この作品で無職のオッサン軍団のリーダーを演じたジェームズ・ブローリンは、「ザ・カー」「カプリコン・1」「悪魔の棲む家」「ジャグラー/ニューヨーク25時」など、地味ながら味のある作品に出演している役者です。個人的には濃いヒゲのイメージが強いですね。
アンソニー・クインは、50年代~60年代に活躍した名優で、アカデミー助演男優賞に2度輝いています。
リンゼイ・ワグナーは、TVシリーズ「地上最強の美女!バイオニック・ジェミー」のジェミー役で、日本ではお馴染みの女優です。

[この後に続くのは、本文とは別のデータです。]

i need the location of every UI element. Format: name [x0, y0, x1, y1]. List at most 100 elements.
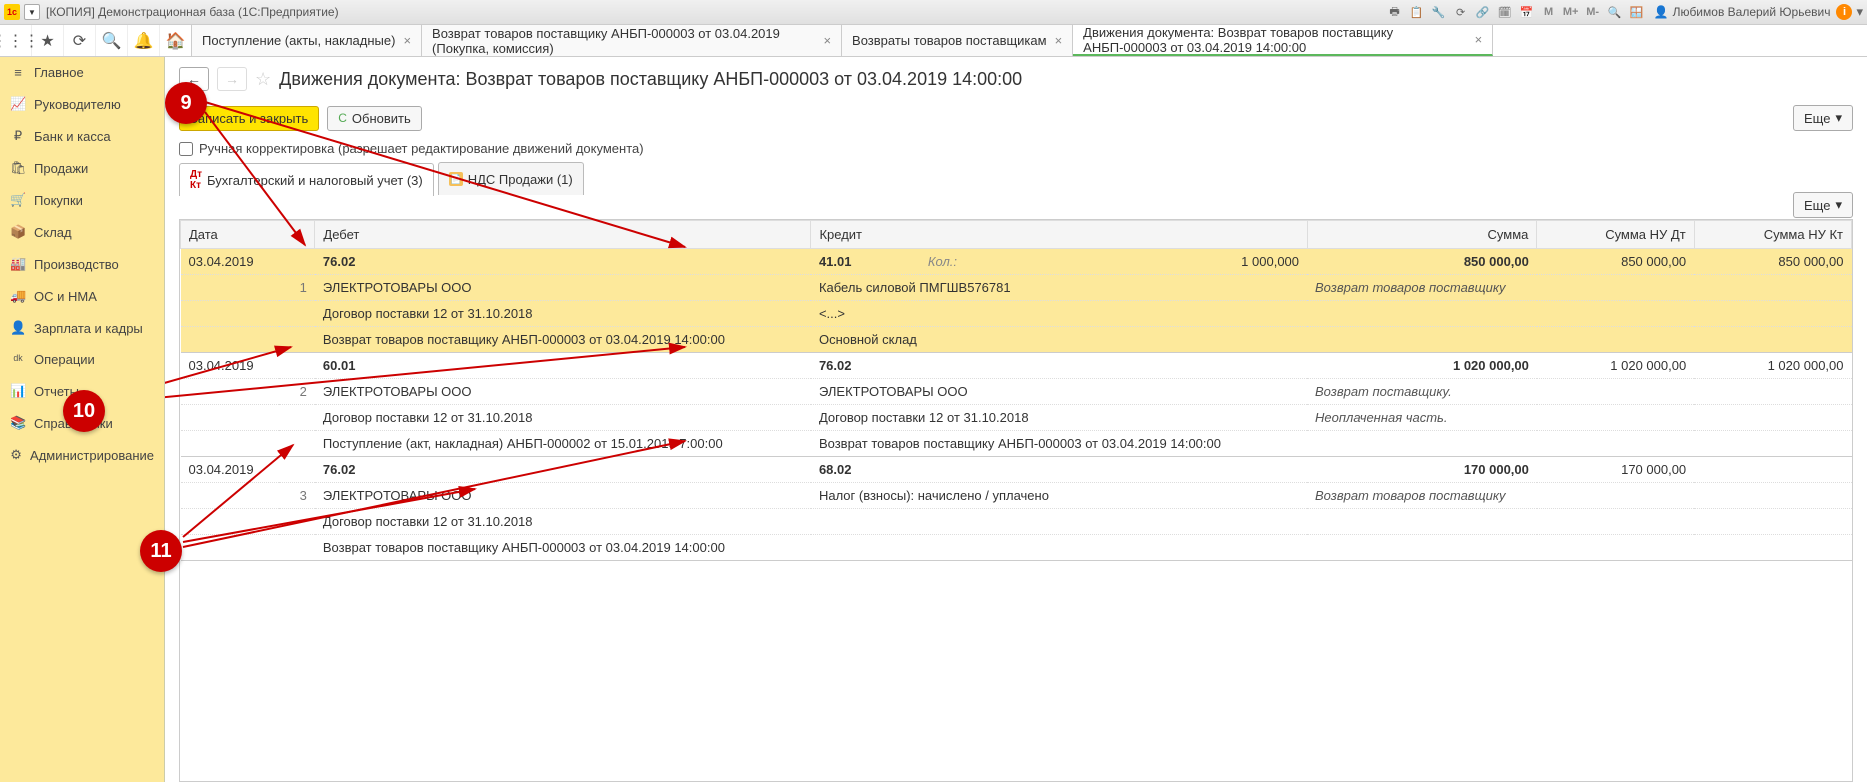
- sidebar-item-12[interactable]: ⚙Администрирование: [0, 439, 164, 471]
- sidebar-icon: 📊: [10, 383, 26, 399]
- sidebar-item-6[interactable]: 🏭Производство: [0, 248, 164, 280]
- refresh-label: Обновить: [352, 111, 411, 126]
- reg-row-1-line1[interactable]: 2 ЭЛЕКТРОТОВАРЫ ООО ЭЛЕКТРОТОВАРЫ ООО Во…: [181, 379, 1852, 405]
- tab-close-icon[interactable]: ×: [1475, 32, 1483, 47]
- tab-label: Поступление (акты, накладные): [202, 33, 395, 48]
- sidebar-label: Главное: [34, 65, 84, 80]
- tab-2[interactable]: Возвраты товаров поставщикам×: [842, 25, 1073, 56]
- sidebar-icon: 👤: [10, 320, 26, 336]
- more-label: Еще: [1804, 111, 1830, 126]
- calc-icon[interactable]: 🗓: [1496, 3, 1514, 21]
- cell-num-gap: [279, 457, 315, 483]
- reg-row-2-line2[interactable]: Договор поставки 12 от 31.10.2018: [181, 509, 1852, 535]
- reg-row-1-line2[interactable]: Договор поставки 12 от 31.10.2018 Догово…: [181, 405, 1852, 431]
- th-credit[interactable]: Кредит: [811, 221, 1307, 249]
- cell-debit-acc: 60.01: [315, 353, 811, 379]
- subtab-1[interactable]: 📄НДС Продажи (1): [438, 162, 584, 195]
- tab-close-icon[interactable]: ×: [403, 33, 411, 48]
- sidebar-item-8[interactable]: 👤Зарплата и кадры: [0, 312, 164, 344]
- reg-row-2-accounts[interactable]: 03.04.2019 76.02 68.02 170 000,00 170 00…: [181, 457, 1852, 483]
- favorites-icon[interactable]: ★: [32, 25, 64, 56]
- subtab-label: Бухгалтерский и налоговый учет (3): [207, 173, 423, 188]
- cell-debit3: Возврат товаров поставщику АНБП-000003 о…: [315, 535, 811, 561]
- table-more-button[interactable]: Еще ▾: [1793, 192, 1853, 218]
- cell-debit3: Поступление (акт, накладная) АНБП-000002…: [315, 431, 811, 457]
- reg-row-0-line2[interactable]: Договор поставки 12 от 31.10.2018 <...>: [181, 301, 1852, 327]
- memory-m-plus[interactable]: М+: [1562, 3, 1580, 21]
- more-button[interactable]: Еще ▾: [1793, 105, 1853, 131]
- memory-m[interactable]: М: [1540, 3, 1558, 21]
- tab-0[interactable]: Поступление (акты, накладные) ×: [192, 25, 422, 56]
- reg-row-0-line3[interactable]: Возврат товаров поставщику АНБП-000003 о…: [181, 327, 1852, 353]
- cell-nukt: [1694, 457, 1851, 483]
- reg-row-2-line3[interactable]: Возврат товаров поставщику АНБП-000003 о…: [181, 535, 1852, 561]
- memory-m-minus[interactable]: М-: [1584, 3, 1602, 21]
- cell-qty: [920, 457, 1307, 483]
- tab-close-icon[interactable]: ×: [823, 33, 831, 48]
- sidebar-item-2[interactable]: ₽Банк и касса: [0, 120, 164, 152]
- reg-row-2-line1[interactable]: 3 ЭЛЕКТРОТОВАРЫ ООО Налог (взносы): начи…: [181, 483, 1852, 509]
- sidebar-item-5[interactable]: 📦Склад: [0, 216, 164, 248]
- calendar-icon[interactable]: 📅: [1518, 3, 1536, 21]
- tab-1[interactable]: Возврат товаров поставщику АНБП-000003 о…: [422, 25, 842, 56]
- reload-icon[interactable]: ⟳: [1452, 3, 1470, 21]
- print-icon[interactable]: 🖶: [1386, 3, 1404, 21]
- nav-forward-button[interactable]: →: [217, 67, 247, 91]
- cell-date: 03.04.2019: [181, 353, 279, 379]
- user-area[interactable]: 👤 Любимов Валерий Юрьевич: [1654, 5, 1831, 19]
- tools-icon[interactable]: 🔧: [1430, 3, 1448, 21]
- th-nukt[interactable]: Сумма НУ Кт: [1694, 221, 1851, 249]
- reg-row-1-line3[interactable]: Поступление (акт, накладная) АНБП-000002…: [181, 431, 1852, 457]
- manual-correction-checkbox[interactable]: [179, 142, 193, 156]
- sidebar-item-9[interactable]: ᵈᵏОперации: [0, 344, 164, 375]
- window-close-icon[interactable]: ▾: [1856, 4, 1863, 20]
- search-icon[interactable]: 🔍: [1606, 3, 1624, 21]
- cell-nukt: 850 000,00: [1694, 249, 1851, 275]
- reg-row-0-accounts[interactable]: 03.04.2019 76.02 41.01 Кол.:1 000,000 85…: [181, 249, 1852, 275]
- apps-icon[interactable]: ⋮⋮⋮: [0, 25, 32, 56]
- cell-comment: Возврат товаров поставщику: [1307, 483, 1537, 509]
- tab-close-icon[interactable]: ×: [1055, 33, 1063, 48]
- info-icon[interactable]: i: [1836, 4, 1852, 20]
- cell-credit2: <...>: [811, 301, 1307, 327]
- clipboard-icon[interactable]: 📋: [1408, 3, 1426, 21]
- sidebar-item-3[interactable]: 🛍Продажи: [0, 152, 164, 184]
- refresh-button[interactable]: С Обновить: [327, 106, 422, 131]
- notifications-icon[interactable]: 🔔: [128, 25, 160, 56]
- history-icon[interactable]: ⟳: [64, 25, 96, 56]
- manual-correction-row: Ручная корректировка (разрешает редактир…: [165, 135, 1867, 162]
- cell-num-gap: [279, 353, 315, 379]
- cell-credit2: Договор поставки 12 от 31.10.2018: [811, 405, 1307, 431]
- cell-qty: Кол.:1 000,000: [920, 249, 1307, 275]
- sidebar-item-0[interactable]: ≡ Главное: [0, 57, 164, 88]
- reg-row-1-accounts[interactable]: 03.04.2019 60.01 76.02 1 020 000,00 1 02…: [181, 353, 1852, 379]
- cell-credit3: [811, 535, 1307, 561]
- th-nudt[interactable]: Сумма НУ Дт: [1537, 221, 1694, 249]
- cell-debit2: Договор поставки 12 от 31.10.2018: [315, 509, 811, 535]
- sidebar-icon: ≡: [10, 65, 26, 80]
- subtab-0[interactable]: ДтКтБухгалтерский и налоговый учет (3): [179, 163, 434, 196]
- cell-n: 3: [279, 483, 315, 509]
- th-debit[interactable]: Дебет: [315, 221, 811, 249]
- sidebar-item-1[interactable]: 📈Руководителю: [0, 88, 164, 120]
- favorite-star-icon[interactable]: ☆: [255, 69, 271, 90]
- vat-icon: 📄: [449, 172, 463, 186]
- sidebar-icon: 📦: [10, 224, 26, 240]
- sidebar-item-4[interactable]: 🛒Покупки: [0, 184, 164, 216]
- window-icon[interactable]: 🪟: [1628, 3, 1646, 21]
- home-icon[interactable]: 🏠: [160, 25, 192, 56]
- th-sum[interactable]: Сумма: [1307, 221, 1537, 249]
- cell-nudt: 1 020 000,00: [1537, 353, 1694, 379]
- sidebar-icon: 🛍: [10, 160, 26, 176]
- cell-empty: [181, 379, 279, 405]
- page-header: ← → ☆ Движения документа: Возврат товаро…: [165, 57, 1867, 101]
- callout-9: 9: [165, 82, 207, 124]
- link-icon[interactable]: 🔗: [1474, 3, 1492, 21]
- app-menu-dropdown[interactable]: ▼: [24, 4, 40, 20]
- th-date[interactable]: Дата: [181, 221, 315, 249]
- reg-row-0-line1[interactable]: 1 ЭЛЕКТРОТОВАРЫ ООО Кабель силовой ПМГШВ…: [181, 275, 1852, 301]
- sidebar-item-7[interactable]: 🚚ОС и НМА: [0, 280, 164, 312]
- search-toolbar-icon[interactable]: 🔍: [96, 25, 128, 56]
- person-icon: 👤: [1654, 5, 1669, 19]
- tab-3[interactable]: Движения документа: Возврат товаров пост…: [1073, 25, 1493, 56]
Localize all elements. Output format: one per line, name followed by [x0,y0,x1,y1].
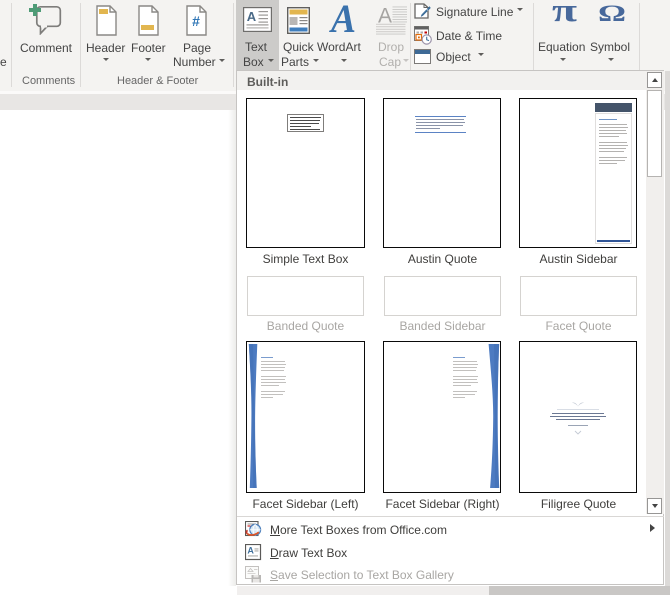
svg-text:A: A [247,9,257,24]
svg-text:π: π [552,2,577,22]
svg-text:A: A [329,0,356,36]
svg-text:A: A [247,546,254,556]
svg-text:#: # [192,13,200,29]
svg-text:Ω: Ω [598,2,626,22]
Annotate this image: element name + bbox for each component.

ブルース・デイヴィソン主演の「いちご白書」「ウィラード」を早く日本でソフト化して欲しいですね。
アーネスト・ボーグナインが、武器商人の農夫役で出演しています。
ジェームズ・コバーンが南米マフィアのドンを余裕たっぷりに演じています。

無職のオッサン達の一発逆転を賭けた作戦が、南米の麻薬王からの資金強奪という無謀極まりないものであるため、ある種のスペクタクルを感じさせてくれる映画となっています。失うものは命以外に何もないぜ!というオッサン達のやけっぱちな行動は、観る者の負け犬魂に熱く響きます。
おそらく極端に観る者を限定するこの映画は、まず間違いなく女性や子供には全く受けないと思います。男性ホルモンが過剰分泌しているオッサンのオッサンによるオッサンのための映画といえるでしょう。
ストーリー展開的には、西部劇に戦争映画をプラスした80年代アクションです。何も考えずに昼下がりのリラックスタイムにでも観てください。意外と豪華キャストです。